Special to WorldTribune.com

The United States is deploying a special operations unit to Iraq that will look to “capture” Islamic State of Iraq and Levant (ISIL) leaders and “will be in a position to conduct unilateral operations into Syria,” U.S. Defense Secretary Ashton Carter said.

Carter said the U.S. commandos would work with the Iraqi military and Kurdish Peshmerga forces in the fight against ISIL.

U.S. Defense Secretary Ashton Carter
U.S. Defense Secretary Ashton Carter

“These special operators will over time be able to conduct raids, free hostages, gather intelligence and capture ISIL leaders,” Carter said on Dec. 1.

A spokesman for Kata’ib Hizbullah, a powerful Iraqi Shi’ite Muslim group, pledged the jihadist group would fight any U.S. forces who enter Iraq.

The U.S. commandos would be a “primary target for our group,” said Jafaar Hussaini. “We fought them before and we are ready to resume fighting.”

Iraqi Prime Minister Haider al-Abadi’s office said U.S. assistance was welcomed but would need approval from Iraq’s government, a point Carter acknowledged.

“As we further develop plans for these limited forces, we will continue to work closely with our Iraqi partners on where they will be deployed, what kind of missions they will undertake, and how they will support Iraqi efforts,” a U.S. official said.

Meanwhile, British Prime Minister David Cameron on Dec. 2 sought backing from Parliament for the UK to carry out air strikes against ISIL targets in Syria. British warplanes are currently part of the U.S.-led coalition bombing ISIL targets in Iraq.

“This is not about whether we want to fight terrorism, it’s about how best we do that,” Cameron said. “The question is this: do we work with our allies to degrade and destroy this threat and do we go after these terrorists in their heartlands, from where they are plotting to kill British people? Or do we sit back and wait for them to attack us?”

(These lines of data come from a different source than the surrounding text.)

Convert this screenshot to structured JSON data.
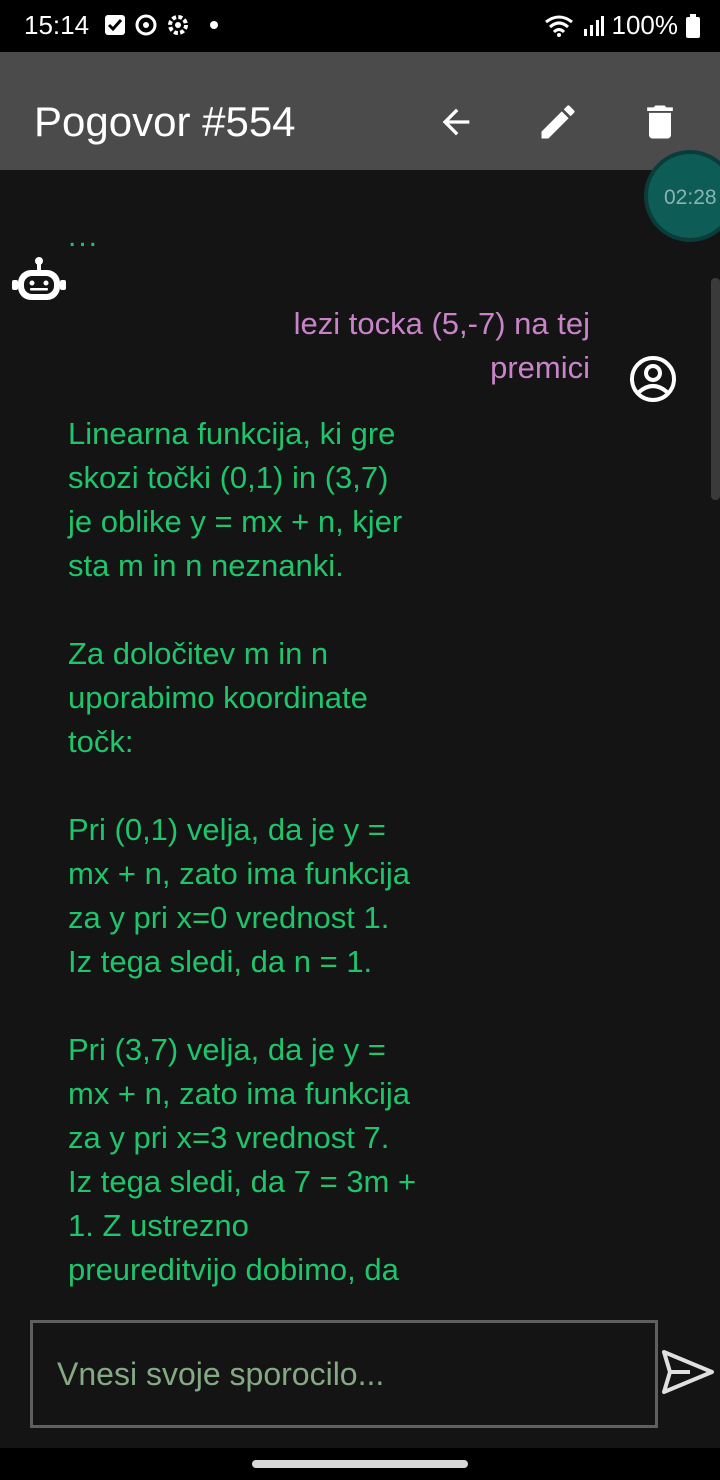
{
  "status_bar": {
    "time": "15:14",
    "battery": "100%",
    "left_icons": [
      "checkbox-icon",
      "sync-icon",
      "settings-icon",
      "dot-icon"
    ],
    "right_icons": [
      "wifi-icon",
      "signal-icon",
      "battery-icon"
    ]
  },
  "toolbar": {
    "title": "Pogovor #554",
    "actions": [
      "back-arrow-icon",
      "edit-icon",
      "delete-icon"
    ]
  },
  "timer": {
    "label": "02:28"
  },
  "chat": {
    "messages": [
      {
        "sender": "bot",
        "text": "..."
      },
      {
        "sender": "user",
        "text": "lezi tocka (5,-7) na tej\npremici"
      },
      {
        "sender": "bot",
        "text": "Linearna funkcija, ki gre\nskozi točki (0,1) in (3,7)\nje oblike y = mx + n, kjer\nsta m in n neznanki.\n\nZa določitev m in n\nuporabimo koordinate\ntočk:\n\nPri (0,1) velja, da je y =\nmx + n, zato ima funkcija\nza y pri x=0 vrednost 1.\nIz tega sledi, da n = 1.\n\nPri (3,7) velja, da je y =\nmx + n, zato ima funkcija\nza y pri x=3 vrednost 7.\nIz tega sledi, da 7 = 3m +\n1. Z ustrezno\npreureditvijo dobimo, da"
      }
    ]
  },
  "input": {
    "placeholder": "Vnesi svoje sporocilo...",
    "value": ""
  },
  "colors": {
    "background": "#141414",
    "toolbar": "#4b4b4b",
    "bot_text": "#1fc46b",
    "user_text": "#c983c9",
    "timer_bg": "#0d5c55"
  }
}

Labour Party leader Jeremy Corbyn, an opponent of UK expanding operations into Syria, is allowing Labour politicians to vote freely on the issue rather than follow party lines. Many Labour members of Parliament are expected to back the bombing campaign.

“It is impossible to avoid the conclusion that the prime minister understands public opposition to his ill-thought-out rush to war is growing and wants to hold the vote before it slips from his hands,” Corbyn said.